The finished waistband with hook and eye and supreme comfort. Now your fabric needs to give a little to make this work…a little spandex content or forgiving weave like wool crepe is a perfect match. There will be gaps of fabric between the tacking sites but the elastic will stretch to fill the gaps when worn. So curvy girls can enjoy the snug fit without a bulky or binding waistband where they have no waist or extra skin folding over the top of their pants.

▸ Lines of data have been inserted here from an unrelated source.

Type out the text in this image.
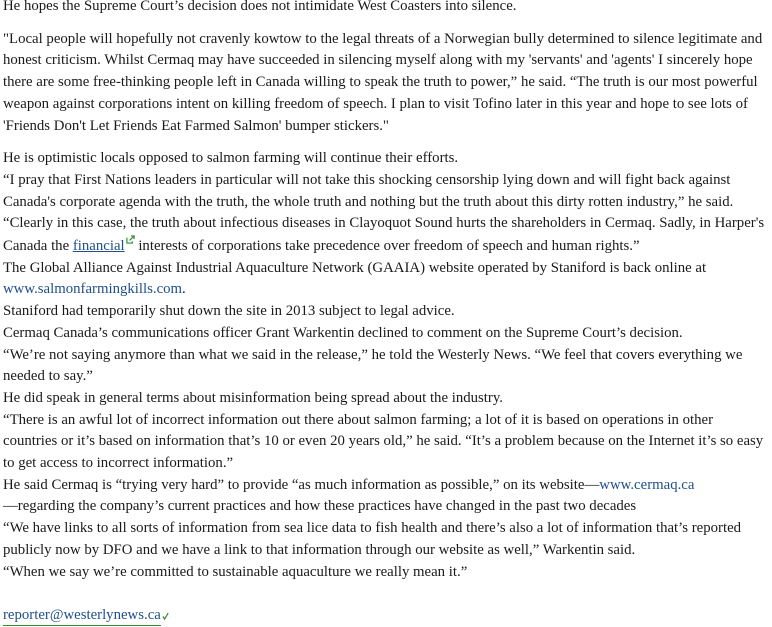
He hopes the Supreme Court’s decision does not intimidate West Coasters into silence.

"Local people will hopefully not cravenly kowtow to the legal threats of a Norwegian bully determined to silence legitimate and honest criticism. Whilst Cermaq may have succeeded in silencing myself along with my 'servants' and 'agents' I sincerely hope there are some free-thinking people left in Canada willing to speak the truth to power,” he said. “The truth is our most powerful weapon against corporations intent on killing freedom of speech. I plan to visit Tofino later in this year and hope to see lots of 'Friends Don't Let Friends Eat Farmed Salmon' bumper stickers."

He is optimistic locals opposed to salmon farming will continue their efforts.

“I pray that First Nations leaders in particular will not take this shocking censorship lying down and will fight back against Canada's corporate agenda with the truth, the whole truth and nothing but the truth about this dirty rotten industry,” he said. “Clearly in this case, the truth about infectious diseases in Clayoquot Sound hurts the shareholders in Cermaq. Sadly, in Harper's Canada the financial interests of corporations take precedence over freedom of speech and human rights.”

The Global Alliance Against Industrial Aquaculture Network (GAAIA) website operated by Staniford is back online at www.salmonfarmingkills.com.

Staniford had temporarily shut down the site in 2013 subject to legal advice.

Cermaq Canada’s communications officer Grant Warkentin declined to comment on the Supreme Court’s decision.

“We’re not saying anymore than what we said in the release,” he told the Westerly News. “We feel that covers everything we needed to say.”

He did speak in general terms about misinformation being spread about the industry.

“There is an awful lot of incorrect information out there about salmon farming; a lot of it is based on operations in other countries or it’s based on information that’s 10 or even 20 years old,” he said. “It’s a problem because on the Internet it’s so easy to get access to incorrect information.”

He said Cermaq is “trying very hard” to provide “as much information as possible,” on its website—www.cermaq.ca

—regarding the company’s current practices and how these practices have changed in the past two decades

“We have links to all sorts of information from sea lice data to fish health and there’s also a lot of information that’s reported publicly now by DFO and we have a link to that information through our website as well,” Warkentin said.

“When we say we’re committed to sustainable aquaculture we really mean it.”

reporter@westerlynews.ca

That reminds me of the issue of crotch depth…how many times do you see unhappy sewers modelling their newly sewn pants with the center back seam crawling up their crack? The pants fit OK in front and then the dreaded back view. They ask us “What do you think” on their blogs and I want to scream…”DROP THAT CROTCH SEAM”…but usually I don’t. Women fail to measure themselves or know the amount needed to run from the belly button to center back. Hey…before you cut one more paper pattern please measure from belly button to va-jay-jay and from va-jay-jay to center back waist…write it down…now measure your paper pattern. Does it match the pattern? Probably not. Many of my curvy clients measure 31 inches from front to back- that is 13 inches in front and 18 in back. Try finding that in most patterns…I dare you…well Coni Crawford knows women come with those dimensions and she raises center back in the larger sizes so when you or your client sits down that back seam does not sneak down and expose your undies. She also eliminates the bagginess under the butt and back thighs…how does she do this…is it magic? No, it is proper drafting and paying attention to real women and using industry techniques that many pattern companies leave out.

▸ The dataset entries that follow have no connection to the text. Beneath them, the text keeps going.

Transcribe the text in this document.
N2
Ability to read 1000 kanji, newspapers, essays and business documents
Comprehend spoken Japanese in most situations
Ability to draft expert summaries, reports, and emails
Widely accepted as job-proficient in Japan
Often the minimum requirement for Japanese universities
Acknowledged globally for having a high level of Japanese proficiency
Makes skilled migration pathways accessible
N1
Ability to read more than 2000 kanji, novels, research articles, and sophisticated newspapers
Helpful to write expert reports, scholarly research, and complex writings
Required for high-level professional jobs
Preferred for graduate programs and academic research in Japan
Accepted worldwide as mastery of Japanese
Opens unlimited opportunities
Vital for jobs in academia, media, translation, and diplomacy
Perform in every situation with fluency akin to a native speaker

Before I leave you I want to share a hazard of sewing for brides that most people don’t know…OK maybe my friend in Georgia who works at a David’s Bridal is familiar with this phenomenon. After my newest bride has been standing for 30 minutes, knees locked staring at herself in the big mirror and spot lights on her white dress she says she feels funny. I stand up from pinning her 3 layers of silk chiffon hems and her eyes roll back, her face turns purple and her knees fold up and her arms droop. Holy crap…this girl is either fainting or going to have a seizure. I reach around her, give her a bear hug and drag her to a chair. She is given a huge glass of water and while she sits there sweating like a pig she says, “Maybe I should have eaten something today”… it is 2:30 pm… a starving fasting bride is no fun and with her wedding 8 days away on the 18th she thinks this will make her more photo ready…GUESS AGAIN! What it will get you is a chair to use on the altar or collapsing before you say those vows. Be a star in your own wedding, get on YouTube and embarrass yourself before the reception that your parents paid a fortune for…brides…wearing a white/ivory dress makes them loopy for sure!